I get very insecure about blogging. I think that I don’t have anything original to say, that I’m just re-hashing stuff you can find anywhere. I’m always appreciative when people stop by to read and comment, but deep down I sometimes feel like I’m still not doing enough.

I’ve been on a journey to improve my blogging. It’s not so much about blogging more often (though I’m working on that too), but more about figuring out ways to go deeper on things, to move away from just “cranking it out” to spending more time in the thought process, before fingers ever hit keys. Here are a few things I’ve learned that have been helping immensely.

Stop comparing.

I’m not Julien Smith. I’m not Gini Dietrich. These are people I admire and look up to as bloggers. They are mentors. I learn not only from what they say, but from how they do what they do. But sometimes I get into this rut where I start comparing myself to them. I wish I could be more prolific, like Gini. I wish I could be more profound, like Julien. But you know what? The minute I start trying to be like them, I fail. Why? Because it’s impossible to be someone else. I can only be me. The ideas that percolate and the words that come as a result can only happen from inside of me.

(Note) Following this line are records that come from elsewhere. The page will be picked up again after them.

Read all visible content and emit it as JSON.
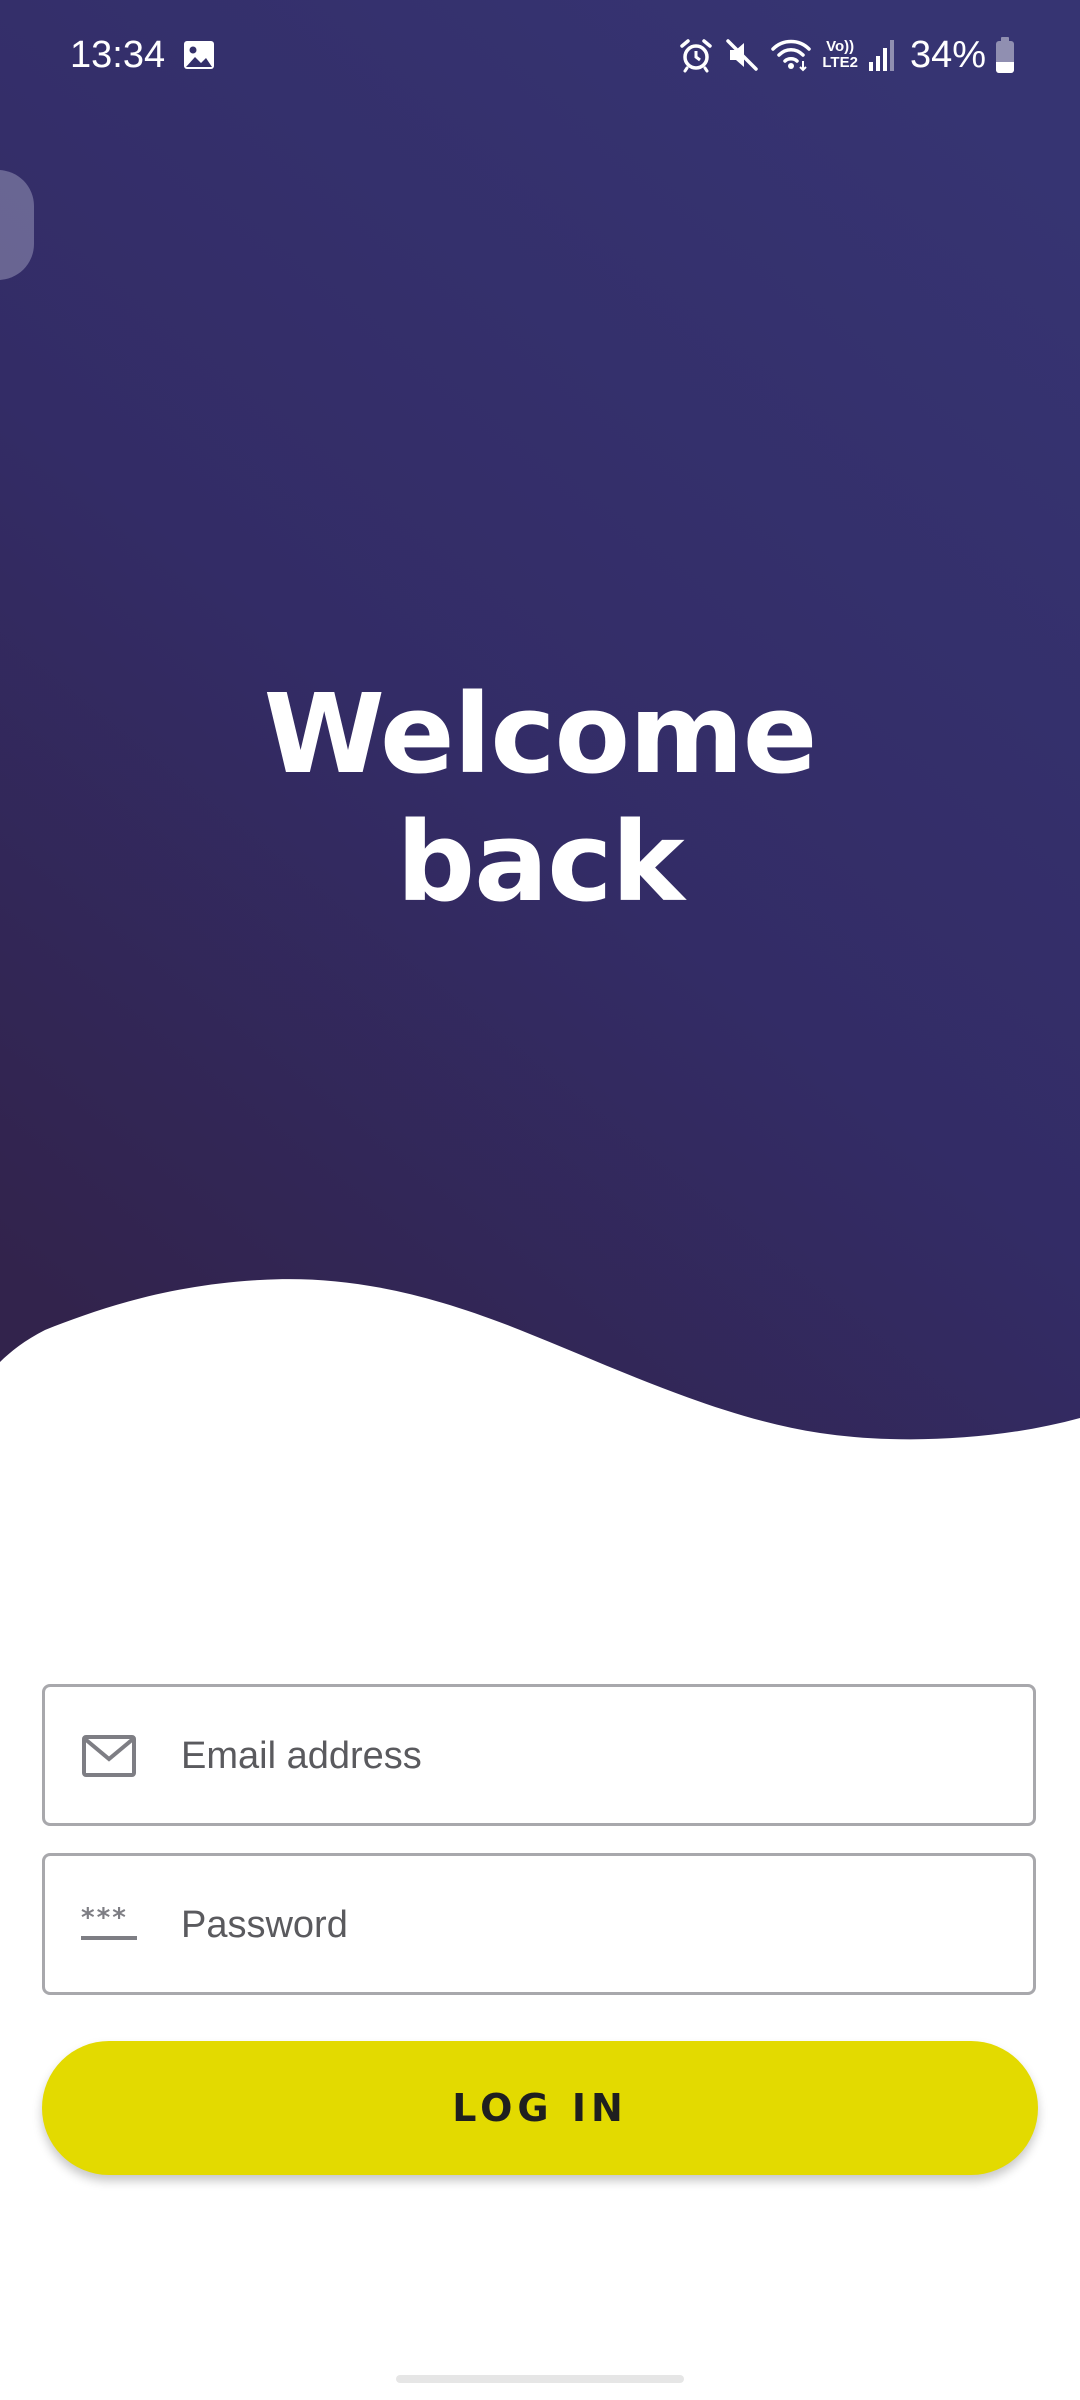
{
  "status_bar": {
    "time": "13:34",
    "volte_top": "Vo))",
    "volte_bottom": "LTE2",
    "battery_percent": "34%",
    "battery_level": 0.34,
    "icons": [
      "gallery-icon",
      "alarm-icon",
      "mute-icon",
      "wifi-icon",
      "volte-icon",
      "signal-icon",
      "battery-icon"
    ]
  },
  "hero": {
    "title_line1": "Welcome",
    "title_line2": "back",
    "gradient_top": "#33306c",
    "gradient_bottom": "#33234f"
  },
  "form": {
    "email_placeholder": "Email address",
    "email_value": "",
    "password_placeholder": "Password",
    "password_value": "",
    "email_icon": "mail-icon",
    "password_icon": "password-dots-icon",
    "login_label": "LOG IN"
  },
  "colors": {
    "accent": "#e3da00",
    "field_border": "#a8a8ac",
    "icon": "#7e7e84"
  }
}
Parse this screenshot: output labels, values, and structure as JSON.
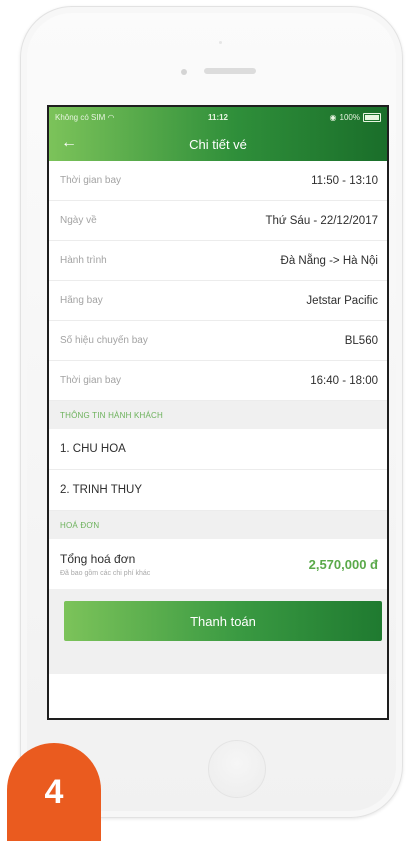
{
  "status_bar": {
    "carrier": "Không có SIM",
    "time": "11:12",
    "battery": "100%"
  },
  "header": {
    "title": "Chi tiết vé"
  },
  "flight_rows": [
    {
      "label": "Thời gian bay",
      "value": "11:50 - 13:10"
    },
    {
      "label": "Ngày về",
      "value": "Thứ Sáu - 22/12/2017"
    },
    {
      "label": "Hành trình",
      "value": "Đà Nẵng -> Hà Nội"
    },
    {
      "label": "Hãng bay",
      "value": "Jetstar Pacific"
    },
    {
      "label": "Số hiệu chuyến bay",
      "value": "BL560"
    },
    {
      "label": "Thời gian bay",
      "value": "16:40 - 18:00"
    }
  ],
  "passengers": {
    "section_title": "THÔNG TIN HÀNH KHÁCH",
    "items": [
      "1. CHU HOA",
      "2. TRINH THUY"
    ]
  },
  "invoice": {
    "section_title": "HOÁ ĐƠN",
    "total_label": "Tổng hoá đơn",
    "note": "Đã bao gồm các chi phí khác",
    "total_value": "2,570,000 đ"
  },
  "pay_button": "Thanh toán",
  "step_number": "4",
  "colors": {
    "accent_green": "#2f8f3a",
    "light_green": "#7cc35a",
    "badge_orange": "#ea5b1f"
  }
}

Stop comparing yourself to the A list (or even the B and C list, for that matter). The world doesn’t want to hear a Julien Smith rip-off. They want to hear your unique voice. As soon as you get over that, you’ll instantly be better at what you do.

Stop wasting time.

Last week, much to my 9 year old nephew’s dismay, I deleted every game from my iPhone and iPad. Yep, even Angry Birds. Why? Because I was spending time doing that when I could have been spending time working on things to help me think more deeply. Instead, I moved my Podcast app to the home screen and downloaded a bunch I can listen to while I’m driving to the office and at the gym, and walking to school. I took the stack of business books that were hidden at the back of a shelf and stuck them right out where I can see them, and I started reading them every day. I’m exploring new music through things like Songza, and the CBC Radio 3 podcast. Instead of filling my spare time with mindless guck, I’m filling it with mind-expanding knowledge and inspiration. It’s been a remarkable and fast transformation.

It’s mind-boggling how much time we waste doing mindless things because we think our brains need that break. Look, life is short, and our brains take a break when we are sleeping. I’m not saying you should never have down time (I still have every intention of watching The Walking Dead when it starts up again), but carefully consider how much time you’re spending on things that are nothing more than junk food for your brain. Next time you reach for the Angry Birds, stop and pick up a book instead and read a few pages, or listen to a podcast or watch a TED Talk. You get the same refreshing feeling and you won’t believe how the ideas will start to flow.

Input = Output

In TV, we have a concept called “garbage in, garbage out”. It means that in order for you to have a great show, you need to make sure that the input is good – good script, good camera work, good lighting, good sound. If you don’t have great inputs, your output will be crap, no matter how great an editor you are.

If you’re only filling your head with junk food, then the result of that is going to be either no output, or output that isn’t your best work.

So ditch the gossip blogs from your Google Reader, and replace them with smart people like Chris Penn, and TED Talks. Organize a list on Twitter that contains people who are smart and share good quality stuff, then spend most of your Twitter time in that list. Limit how often you head to Facebook. Change your inputs, and your output will blossom.

These aren’t changes that take a long time, either. For me, the minute I started doing these things, it changed. I’m blogging more now, and I think the quality is better. Our podcast is getting more consistent and I’m feeling more articulate. I have finally nailed down the concept for the book I want to write. I still have some things to work on, but I’m on the right path.

Spend some time finding ways to think more deeply about things. Change your inputs, and eliminate the time-wasters. Then, get in there and start creating your best work.